Domesday mentions only one manor in Little Thurrock, so presumably Barrowhall was created sometime after 1086. The earliest mention of this manor seems to be in 1466 when one Richard Blyot acquired “the manor of Barrow and one toft and 18 acres of marsh” in Little Thurrock and Chadwell from Nicholas Codorowe and his wife, Elizabeth. It is interesting to note a warranty against the Abbot of Westminster, although his connection is unclear. When Humphrey Tyrell died in 1507, his possessions included the “Manor of Berowe, worth £12., held of the earl of Routeland (Rutland), as of his castle of Rochester, by fealty and a rent of 12s. yearly.” Once again the connection with Rochester castle or the Earl of Rutland is unclear. The rent of 12s is listed as “castleguard” in “Villare Cantianum” by Thomas Phillpott in 1659. Castle-guard was an obligation to provide guards for royal castles or payment in lieu.
The manor appears in three other feet of fine in the 16th century, as well as various 17th century deeds in the Essex Record Office. In 1607, it came into the possession of Sir Alexander Temple along with a number of other local properties. In 1610, he was hauled over the coals for not providing a cart and workman for the highways of Little Thurrock which he should have done as the owner of Barrow Hall.

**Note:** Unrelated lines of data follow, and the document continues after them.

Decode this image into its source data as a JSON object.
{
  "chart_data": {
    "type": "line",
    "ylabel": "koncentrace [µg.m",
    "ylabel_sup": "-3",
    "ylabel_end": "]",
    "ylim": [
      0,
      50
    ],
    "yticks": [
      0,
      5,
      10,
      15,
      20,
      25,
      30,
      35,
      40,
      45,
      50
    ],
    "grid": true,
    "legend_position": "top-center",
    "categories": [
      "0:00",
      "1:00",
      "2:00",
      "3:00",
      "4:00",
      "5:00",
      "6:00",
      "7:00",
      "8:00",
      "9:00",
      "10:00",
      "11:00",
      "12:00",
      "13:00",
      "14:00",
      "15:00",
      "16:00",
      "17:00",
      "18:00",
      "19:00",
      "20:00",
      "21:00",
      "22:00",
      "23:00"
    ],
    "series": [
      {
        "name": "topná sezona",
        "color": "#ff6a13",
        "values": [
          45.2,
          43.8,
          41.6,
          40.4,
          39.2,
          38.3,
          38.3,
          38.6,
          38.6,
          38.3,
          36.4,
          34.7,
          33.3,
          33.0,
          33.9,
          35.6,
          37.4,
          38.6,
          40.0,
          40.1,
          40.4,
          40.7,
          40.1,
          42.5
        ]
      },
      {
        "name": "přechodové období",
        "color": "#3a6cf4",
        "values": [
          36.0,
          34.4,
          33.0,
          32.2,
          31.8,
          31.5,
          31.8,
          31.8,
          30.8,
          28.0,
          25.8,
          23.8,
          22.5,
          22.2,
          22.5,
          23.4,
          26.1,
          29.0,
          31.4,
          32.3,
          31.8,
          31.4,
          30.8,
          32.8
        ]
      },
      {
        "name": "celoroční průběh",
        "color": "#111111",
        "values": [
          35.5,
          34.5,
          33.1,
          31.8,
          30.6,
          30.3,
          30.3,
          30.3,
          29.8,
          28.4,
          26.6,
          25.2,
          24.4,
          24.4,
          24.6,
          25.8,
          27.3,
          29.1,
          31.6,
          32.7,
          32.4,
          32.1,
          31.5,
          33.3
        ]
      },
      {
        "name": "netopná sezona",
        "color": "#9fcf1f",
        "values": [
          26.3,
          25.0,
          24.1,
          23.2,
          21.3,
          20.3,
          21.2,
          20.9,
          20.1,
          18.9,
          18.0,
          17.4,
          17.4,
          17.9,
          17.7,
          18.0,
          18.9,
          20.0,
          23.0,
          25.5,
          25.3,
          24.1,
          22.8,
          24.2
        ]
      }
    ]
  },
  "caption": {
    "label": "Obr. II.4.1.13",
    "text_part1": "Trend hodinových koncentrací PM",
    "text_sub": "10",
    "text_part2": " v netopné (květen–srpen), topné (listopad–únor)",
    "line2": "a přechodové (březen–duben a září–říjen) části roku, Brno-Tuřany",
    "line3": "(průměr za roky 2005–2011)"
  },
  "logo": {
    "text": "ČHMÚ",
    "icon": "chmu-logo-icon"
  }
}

The manor passed to James Temple (Sir Alexander’s son) who sold it to James Ravenscroft. He commissioned a magnificent estate map. The map has a cartouche which names the owner as James Ravenscroft and described the estate being mapped as “the manor of Barowhall and of Longhouse”. The cartouche goes on to say that the survey was made on 26th April 1646. The survey work for this map was undertaken by Richard Colier. It gives an accurate measurement of the size of each field – a key consideration in setting rents. The survey results were then used by Sylvanus Morgan to paint the map. Morgan was a heraldic painter and author of several books on heraldry.
In 1700, James Ravenscroft’s son Thomas sold the Thurrock estate to Sir William Russell of Stubbers in North Ockendon and it remained in the Russell family until the 20th century. The manor largely disappeared from public view after being mention in Phillpott in 1659.